The author's investigation into existing agent frameworks, including an examination of the OpenClaw source code, revealed a consistent set of structural weaknesses: tool names exposed directly in model context (enabling guessing or forgery), dangerous operational modes accessible via a single config flag, memory management systems with no concept of instruction priority, and audit trails that amount to little more than self-reported model reasoning. CrabMeat was designed to address each of these failure modes at the architecture level rather than the prompt level. Its core design thesis — that the LLM should never hold the security boundary — manifests through capability ID indirection (the model sees only HMAC-derived opaque identifiers, never real tool names), a pure-function effect class system that enforces per-agent capability scopes, an IRONCLAD_CONTEXT mechanism that pins safety-critical instructions as non-compactable, and a SHA-256 hash-chained audit log that provides tamper-evident forensic accountability for every tool invocation.

The project reflects a broader tension emerging across the AI development ecosystem around who or what is responsible for enforcing safety constraints in agentic systems. The predominant pattern in current frameworks treats the language model's contextual understanding as a sufficient enforcement mechanism — a design choice that is increasingly untenable as agents are granted access to email, filesystems, shell execution, and network resources. CrabMeat's approach is notable for its insistence that security properties must be provable independently of model behavior: if the safety guarantee depends on the model correctly interpreting a prompt under all conditions, including context pressure, compaction, and adversarial input, it is not a security guarantee at all. The absence of a global "trust everything" configuration switch, and the explicit rejection of any "happy path" that silently routes data to cloud endpoints, positions CrabMeat as a deliberate counterargument to the convenience-first defaults that have characterized most agent framework design to date.

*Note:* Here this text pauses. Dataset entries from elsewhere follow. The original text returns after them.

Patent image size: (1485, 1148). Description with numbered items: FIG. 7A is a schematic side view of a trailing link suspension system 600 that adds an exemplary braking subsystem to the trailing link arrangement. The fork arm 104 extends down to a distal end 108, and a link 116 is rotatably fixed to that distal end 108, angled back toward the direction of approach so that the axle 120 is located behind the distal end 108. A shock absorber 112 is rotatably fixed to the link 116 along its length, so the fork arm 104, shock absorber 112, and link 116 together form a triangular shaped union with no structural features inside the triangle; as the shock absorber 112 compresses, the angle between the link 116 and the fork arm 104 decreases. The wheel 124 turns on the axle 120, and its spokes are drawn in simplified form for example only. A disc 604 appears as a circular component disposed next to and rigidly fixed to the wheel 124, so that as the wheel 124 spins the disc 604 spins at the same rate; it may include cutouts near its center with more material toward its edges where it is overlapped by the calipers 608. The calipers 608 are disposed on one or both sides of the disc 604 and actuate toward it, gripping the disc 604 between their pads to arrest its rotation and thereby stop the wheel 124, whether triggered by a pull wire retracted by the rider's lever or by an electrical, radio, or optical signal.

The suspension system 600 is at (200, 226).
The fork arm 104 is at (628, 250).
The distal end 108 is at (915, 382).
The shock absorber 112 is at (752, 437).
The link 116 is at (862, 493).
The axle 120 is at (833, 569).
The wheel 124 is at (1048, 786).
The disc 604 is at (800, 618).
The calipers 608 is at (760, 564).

Claude Code's role in the project's development is described with notable specificity. The author explicitly distinguishes between the vague claim of "using AI" and a disciplined workflow in which Claude Code functioned as a core development tool — one that accelerated the project's timeline and shaped its architecture without replacing the developer's judgment or technical ownership. This framing is itself significant: as AI-assisted development becomes ubiquitous, practitioners are beginning to develop more precise vocabularies for characterizing what AI tools actually contributed versus what required human expertise, domain knowledge, and architectural decision-making. The CrabMeat project, whatever its ultimate adoption, represents a coherent and technically grounded response to one of the most pressing unsolved problems in applied AI safety: how to build agent systems whose security properties hold even when the model itself behaves unexpectedly.